Noblesse Oblige

Noblesse Oblige

Composers are responsible for putting students of every other academic discipline in music to shame.

Written By

Colin Holter

There’s a disease that afflicts certain composers, a malady whose symptoms appear with particular strength in the presence of university placement exams. Many composers who live with this illness manage to keep in remission most of the time, but when served with a hundred-question multiple-choice diagnostic on the history of Western music, it can metastasize ferociously.

I’m speaking, of course, about the “tip of the pyramid” syndrome. Because most music curricula are structured around composers, those of us who actually are composers have no choice but to consider the possibility that we squat atop the hierarchy of all other musicians by virtue of our job title. I mean, come on—Beethoven was a composer, I’m a composer. Do I have to spell it out for you?

With great power, however, comes great responsibility. Specifically, we are responsible for putting students of every other academic discipline in music to shame. We have to out-theorize the theorists and out-musicologize the musicologists. It’s always satisfying to bust out some Derrida or Adorno, although such citations verge on the embarrassingly asymmetrical, like using breech-loading rifles against the Zulus.
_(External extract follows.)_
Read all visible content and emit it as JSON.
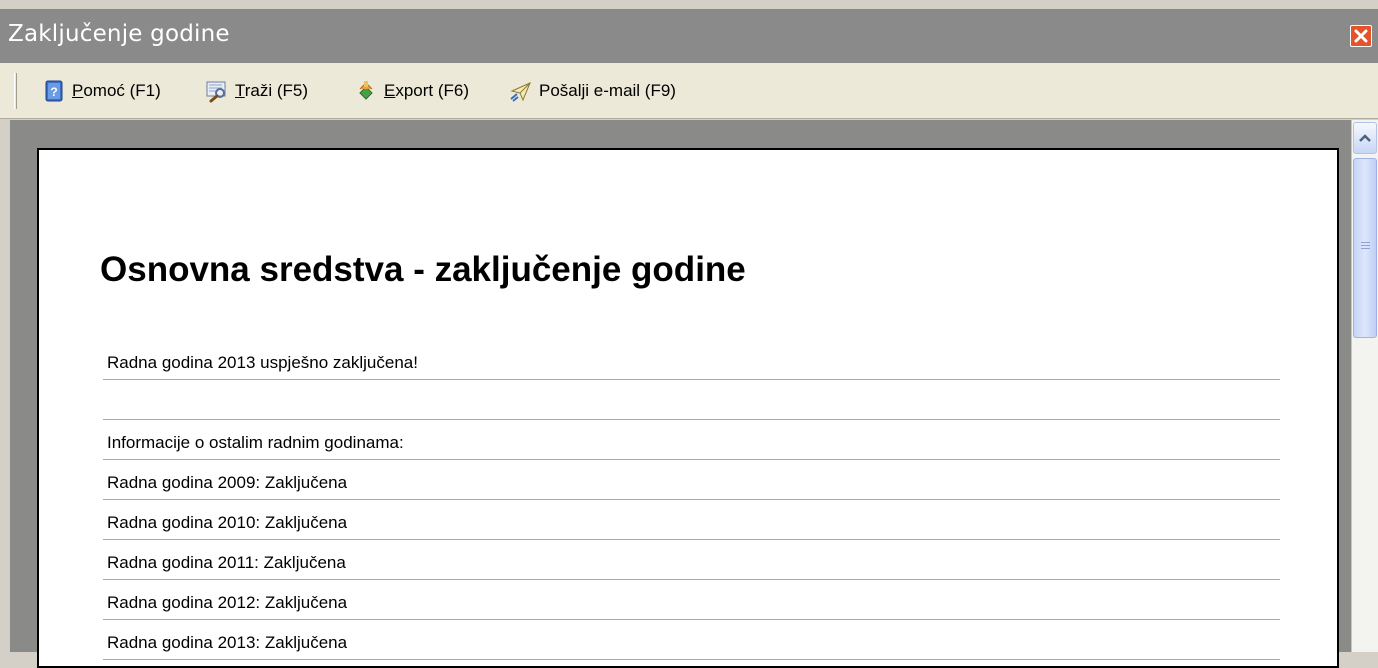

Also, no fair making reference to pieces from the past twenty years, because your colleagues haven’t heard of any of them.
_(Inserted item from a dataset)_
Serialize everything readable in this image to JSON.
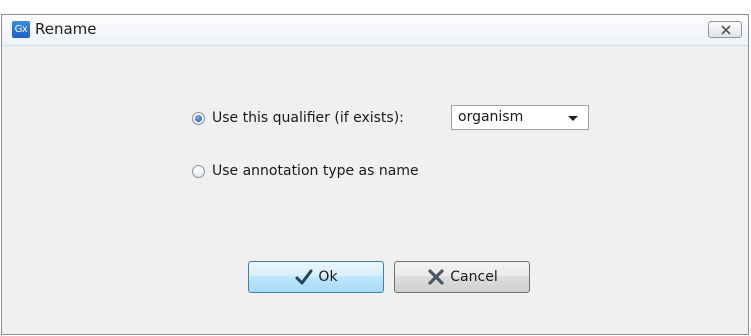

We can’t be held responsible for our behavior when this febrile state descends on us. Normally we’d never presume to pee on another musician’s lamppost so brazenly. Obviously doctoral musicology students know their stuff—they wouldn’t have gotten this far if they didn’t. Ditto for theorists, who have it even worse because they know that we know that they’re probably going to steal all our teaching jobs before long. But the sting that we feel when we don’t obliterate the grade curve is very real, and it can spur us downhill to truly reproachable depths of pettiness. Thankfully, once the battery of examinations is finished, our arrogance usually stabilizes in a more or less healthy level, and people can stand to be around us again.